A onda de lama contaminada que desceu da cidade histórica de Mariana, em Minas, até o mar do Espírito Santo (que não nos valeu!) foi mais do que uma evidência da vergonha que o Brasil passaria em Le Bourget com o descaramento destrambelhado da desabilitada gestora desta República. A tragédia que destruiu vidas, vilas e campos às margens do Rio Doce é também a metáfora mais exata dos vexames que têm paralisado o País com a revelação da roubalheira devassada na Operação Lava Jato.

Preso na véspera o amigo de Lula que tinha licença do ex para entrar em seu gabinete sem ser anunciado, o 25 de novembro entrou para a História com a prisão do líder do governo no Senado, por ter planejado a fuga do ex-diretor internacional da Petrobrás Nestor Cerveró para não ser delatado por ele. O PT abandonou-o em nota alegando que ele não cumpria tarefa partidária, igual desculpa do Palácio do Planalto para evitar se sujar na lama que invadiu seu lago na entrada, onde nem os patinhos nadam em paz.

Delcídio (na etimologia, assassínio de Deus) só podia, então, estar a serviço do Menino Jesus, cujo aniversário se celebrará em menos de um mês e era frequentemente citado em suas pias mensagens em redes sociais. Essa hipótese seria reforçada pela desculpa de que sua decisão de doar R$ 50 mil (sendo seu salário de R$ 33 mil) por mês ao ex-subordinado Cerveró fora por "razões humanitárias". Só isso talvez merecesse a canonização do ex-diretor da Petrobrás, ex-tucano e concorrente de Irmã Dulce e de Madre Tereza de Calcutá.

Os votos unânimes da 2.ª Turma do STF foram históricos.
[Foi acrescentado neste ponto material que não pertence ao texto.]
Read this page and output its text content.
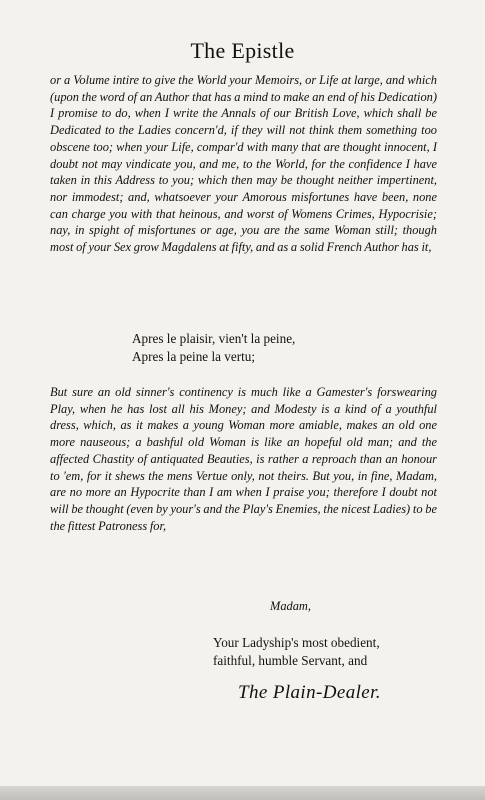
The Epistle
or a Volume intire to give the World your Memoirs, or Life at large, and which (upon the word of an Author that has a mind to make an end of his Dedication) I promise to do, when I write the Annals of our British Love, which shall be Dedicated to the Ladies concern'd, if they will not think them something too obscene too; when your Life, compar'd with many that are thought innocent, I doubt not may vindicate you, and me, to the World, for the confidence I have taken in this Address to you; which then may be thought neither impertinent, nor immodest; and, whatsoever your Amorous misfortunes have been, none can charge you with that heinous, and worst of Womens Crimes, Hypocrisie; nay, in spight of misfortunes or age, you are the same Woman still; though most of your Sex grow Magdalens at fifty, and as a solid French Author has it,
Apres le plaisir, vien't la peine,
Apres la peine la vertu;
But sure an old sinner's continency is much like a Gamester's forswearing Play, when he has lost all his Money; and Modesty is a kind of a youthful dress, which, as it makes a young Woman more amiable, makes an old one more nauseous; a bashful old Woman is like an hopeful old man; and the affected Chastity of antiquated Beauties, is rather a reproach than an honour to 'em, for it shews the mens Vertue only, not theirs. But you, in fine, Madam, are no more an Hypocrite than I am when I praise you; therefore I doubt not will be thought (even by your's and the Play's Enemies, the nicest Ladies) to be the fittest Patroness for,
Madam,
Your Ladyship's most obedient,
faithful, humble Servant, and
The Plain-Dealer.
Mais histórica ainda foi a sessão noturna na qual, entre lamentos e feições soturnas, os senadores abriram a votação (52 a 19) e confirmaram a prisão do colega (59 a 13), contrariando desesperados apelos do presidente Renan Calheiros (PMDB-AL). Como no verso célebre de John Donne, os insignes anciãos (Senado vem do latim senior) sabiam que os sinos da opinião pública não dobravam por Delcídio, mas por todos quantos a ele se associaram na doce ilusão da impunidade, ora em extinção. Tudo sob o silêncio funéreo de opositores que, por falta de inteligência, vergonha ou por rabo de palha, sob a liderança do amigo oculto Aécio Neves (PSDB-MG), se juntaram ao chororô cuspindo para cima sem cuidar da lei da gravidade.

Da última semana de fortes emoções ficou ao menos a esperança de essa lama tóxica da política nos levar ao pleno Estado de Direito, no qual todos são mesmo iguais perante a lei.